After protests, some Chinese cities lift fireworks bans ahead of Lunar New Year

Authorities in some Chinese cities have lifted fireworks bans in the wake of nationwide protests and ahead of Lunar New Year on Jan. 22, while some authorities have doubled down on the ban, punishing local residents for setting off fireworks as an example, according to Chinese media reports.

Local governments in Dongying and Binzhou cities in the eastern province of Shandong have announced via their official websites that fireworks and firecrackers will be allowed to usher in the Year of the Rabbit.

And authorities in Beijing and the northeastern port city of Dalian will allow fireworks within limited hours until the first month of the lunar calendar, the government-backed news site The Paper reported.

But it added that many other places had made it clear that the original fireworks ban will remain in place.

“In the past few days, a lot of places have announced cases of [people punished for] illegally setting of fireworks as a warning,” it said, citing administrative penalties handed out by police in Wenzhou city in eastern Zhejiang province, Sihong city in the eastern province of Jiangsu and in Jinzhou city in the northwestern province of Liaoning.

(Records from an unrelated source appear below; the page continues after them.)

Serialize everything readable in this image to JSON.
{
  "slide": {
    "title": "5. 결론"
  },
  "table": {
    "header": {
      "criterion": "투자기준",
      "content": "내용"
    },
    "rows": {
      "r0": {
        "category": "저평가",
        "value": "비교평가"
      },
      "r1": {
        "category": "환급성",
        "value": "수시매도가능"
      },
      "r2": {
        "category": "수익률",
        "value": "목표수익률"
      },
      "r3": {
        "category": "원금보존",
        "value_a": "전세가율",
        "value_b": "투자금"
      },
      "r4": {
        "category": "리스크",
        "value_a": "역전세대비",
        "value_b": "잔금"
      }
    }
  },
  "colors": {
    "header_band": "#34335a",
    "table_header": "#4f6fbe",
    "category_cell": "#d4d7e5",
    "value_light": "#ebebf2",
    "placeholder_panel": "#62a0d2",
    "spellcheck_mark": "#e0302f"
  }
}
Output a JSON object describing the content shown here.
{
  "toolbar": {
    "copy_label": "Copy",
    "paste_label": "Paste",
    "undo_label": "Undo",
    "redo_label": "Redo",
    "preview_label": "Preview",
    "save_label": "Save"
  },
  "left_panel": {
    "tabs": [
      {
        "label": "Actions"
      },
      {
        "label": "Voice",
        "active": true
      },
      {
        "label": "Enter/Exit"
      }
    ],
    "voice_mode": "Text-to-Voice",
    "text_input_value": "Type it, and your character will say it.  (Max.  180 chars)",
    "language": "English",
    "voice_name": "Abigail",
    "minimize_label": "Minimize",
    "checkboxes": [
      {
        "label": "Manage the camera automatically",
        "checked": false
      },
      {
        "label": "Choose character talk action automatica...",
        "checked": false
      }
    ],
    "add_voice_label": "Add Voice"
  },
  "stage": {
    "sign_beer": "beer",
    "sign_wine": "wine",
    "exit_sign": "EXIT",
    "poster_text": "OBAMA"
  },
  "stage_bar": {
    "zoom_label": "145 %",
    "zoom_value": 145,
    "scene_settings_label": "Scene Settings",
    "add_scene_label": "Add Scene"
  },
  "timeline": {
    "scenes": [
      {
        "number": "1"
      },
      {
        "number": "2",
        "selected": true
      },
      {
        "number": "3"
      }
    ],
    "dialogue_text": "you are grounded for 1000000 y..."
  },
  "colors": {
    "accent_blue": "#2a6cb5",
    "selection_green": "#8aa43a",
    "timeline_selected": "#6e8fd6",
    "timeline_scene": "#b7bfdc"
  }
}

It quoted county officials in the northern province of Hebei as saying that the ban would continue, and as scotching “fake news that setting off fireworks and firecrackers can disinfect the air and kill the COVID-19 virus.”

The online news service Red Star said that in the southwestern city of Ya’an alone, eight districts and counties all have different regulations on fireworks at Lunar New Year.

‘Erupted under the pressure’

New York-based political commentator Qin Peng said the mass defiance of the fireworks ban seen at New Year came after three years of zero-COVID, a grueling program of rolling lockdowns, mass surveillance and testing and forcible incarceration in quarantine camps.

“The Chinese people have so much pain and anger stored up from the past three years, that a lot of places have erupted under the pressure,” Qin said.

“The authorities know very well that they have provoked public anger, and that it’s not just among a minority group, but that it runs right through all of China’s cities and villages,” he said.
Qin suggested that the ruling Chinese Communist Party could even have a superstitious aversion to explosives designed to scare away evil spirits.

“They say of course that it’s for reasons of safety or cleanliness, but … but [firecrackers] have another meaning, which is exorcizing evil spirits, and the party knows itself to be evil,” he said.

That awareness appeared to be behind a directive from police chiefs in the northern city of Xi’an, who issued an urgent reminder to police forces following the Henan protests on Jan. 2.

“The desire to set off fireworks and firecrackers during the festive season is particularly strong among the general public … and they continue to appeal to the government via online platforms to allow the setting off of fireworks and firecrackers during the Lunar New Year,” the statement said.

It called on police officers to “enforce the law in a civilized and flexible manner, and not to get into direct conflict with the public, and not to trigger negative public opinions about the police.”

‘Cannot control mass incidents’

Veteran democracy activist Wang Juntao, now settled in the United States, said there is an uneasy stalemate between popular anger, Communist Party leadership and local governments.

“This is a forced compromise between Xi Jinping and local governments, because Xi Jinping can control the elite, but he cannot control mass incidents at the edges of the political system,” Wang said.

“If he won’t delegate more power to local governments, then they can’t stamp out [protests], and have to make concessions instead,” he said. “If he delegates any more power to local governments, they could use it to turn on Xi Jinping rather than the general public.”

“So all he can do is compromise, given the situation,” Wang said.

Qin said both the fireworks protests and the “white paper” movement of late November that was followed by an abrupt end to Xi’s zero-COVID policy in early December had shaken the Communist Party’s system of governance.

“The Communist Party wants to make [temporary] concessions, because they imagine it’s a way of releasing the pressure of public anger and resentment,” he said.

But he said the approach could backfire.

“Firstly, any concessions made by the Communist Party will encourage ordinary people, and help them realize that resistance is valuable and can force the government to compromise if it is successful,” he said.

“[They then believe that] they should keep up their resistance if there is a problem.”